There is also, however, a larger economic and environmental case to be made against many Chinese products. Take the cheap Chinese toys entering the Indian market, which certainly filled a gap in supply but are of poor quality and contain material hazardous to the health of children. The Indian government has, therefore, recently imposed strict quality guidelines in this sector.

Chinese telecom products have long been the subject of debate and intense scrutiny from Indian security agencies. And going by the record of cyber-attacks on Indian institutions, and several instances of cyber-theft and data leakage there is good reason for India to improve its vetting standards and target Chinese products in particular.

However, it is also only fair to note this is a second-order effect. For well over a decade, India has actually benefitted from cheap Chinese telecom products. For India’s young upwardly mobile population cutting across class and caste, the mobile phone is no longer a luxury but an essential item and it is China that has made this possible.

The availability of mobile telephony across the length and breadth of India has set off not just an economic revolution in the country but also a social revolution allowing mobility of labour, access to information as well as to entertainment, transfer of monies, and quite simply more regular contact between India’s large numbers of internal migrant and their families. In other words, a cheap Chinese mobile phone, smartphone even, in India today, has allowed greater agency for India’s poor and marginalized – farmers, labourers, and small-time traders.

Half-baked calls to boycott Chinese goods in India must keep in mind this reality and give credit where it is due. If Indian manufacturers have been unable to even start an industry sector or fill a demand gap for whatever reason, Chinese companies cannot be blamed for coming in to fill the gap. It is only important that both the government and consumers ensure that both quality and safety standards are met.

At the same time, it is also necessary to ensure that local enterprises are not marginalized or priced out of the market by China’s generally predatory and mercantilist trade behavior. Thus, New Delhi has targeted Chinese power equipment suppliers to ensure that the playing field also supports Indian companies and is planning to ensure Indian majorities in joint ventures and in top management positions. This is exactly of a piece with China itself has done at home with respect to foreign investors.

Meanwhile, too much can be made of the large Indian trade deficit with China – a whopping US$51 billion out of a total trade of approximately US$71 billion. If India did not have a trade deficit with China, it would have one with another country because of the aforementioned inability of Indian manufacturers to supply the needs of their own market. However, China also gets picked on because it is also politically expedient to do so in India.

Nevertheless, China can also be blamed for repeatedly blocking access to India’s most globally competitive products namely, those in the IT and pharmaceutical sectors, despite its steady rhetoric to the contrary. China’s methods include an array of non-tariff barriers including legal opacity. There is also not a little hyper-nationalism on China’s part, too, as it seeks to build up its state-owned and private enterprises to take on regional and global rivals.

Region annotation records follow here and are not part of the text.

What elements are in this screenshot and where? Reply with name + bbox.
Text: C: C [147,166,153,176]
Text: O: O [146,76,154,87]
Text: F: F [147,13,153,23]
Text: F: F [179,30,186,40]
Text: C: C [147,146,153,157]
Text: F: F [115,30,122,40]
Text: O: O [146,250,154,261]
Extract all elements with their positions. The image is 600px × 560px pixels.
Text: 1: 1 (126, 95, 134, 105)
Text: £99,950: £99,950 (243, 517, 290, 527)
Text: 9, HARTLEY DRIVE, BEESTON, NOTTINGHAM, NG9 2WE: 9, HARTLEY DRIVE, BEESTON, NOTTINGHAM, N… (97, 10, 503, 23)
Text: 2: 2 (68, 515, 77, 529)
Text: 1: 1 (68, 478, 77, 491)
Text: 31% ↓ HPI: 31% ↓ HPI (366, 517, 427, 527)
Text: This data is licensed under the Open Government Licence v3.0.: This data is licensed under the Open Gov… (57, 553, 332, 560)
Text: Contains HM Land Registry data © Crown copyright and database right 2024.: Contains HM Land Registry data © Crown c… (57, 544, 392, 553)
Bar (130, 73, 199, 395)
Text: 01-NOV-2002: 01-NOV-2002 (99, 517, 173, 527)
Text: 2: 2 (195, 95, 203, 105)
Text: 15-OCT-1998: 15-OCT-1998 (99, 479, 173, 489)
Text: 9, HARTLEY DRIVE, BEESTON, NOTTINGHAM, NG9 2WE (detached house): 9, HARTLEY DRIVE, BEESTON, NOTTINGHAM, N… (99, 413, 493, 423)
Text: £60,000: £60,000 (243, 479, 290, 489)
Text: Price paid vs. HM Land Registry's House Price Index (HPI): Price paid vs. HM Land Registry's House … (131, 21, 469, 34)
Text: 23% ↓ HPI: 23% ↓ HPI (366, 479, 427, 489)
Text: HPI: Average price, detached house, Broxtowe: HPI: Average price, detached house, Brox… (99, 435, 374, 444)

In the process China’s millions of cancer sufferers remain without access to effective and cheaper medications produced by Indian companies. A limited few with the resources now travel to India for brief spells of treatment in what might be classified as ‘medical tourism’. But this only then sharpens the disparity of opportunities within China.

It is evident then that there is much that the two countries stand to gain from each other in the economic and social development sectors and there are still further areas – climate change mitigation, for one – where India and China have much to both learn from and to help each other on.

At the end of the day, though the Chinese and Indian governments continue to view each other with so much short-term thinking and political mistrust that they are effectively working against their own citizens.

A version of this article was published as Jabin T. Jacob, ‘From iPhones to cancer, the India-China relationship is full of irony’, South China Morning Post, 19 November 2017.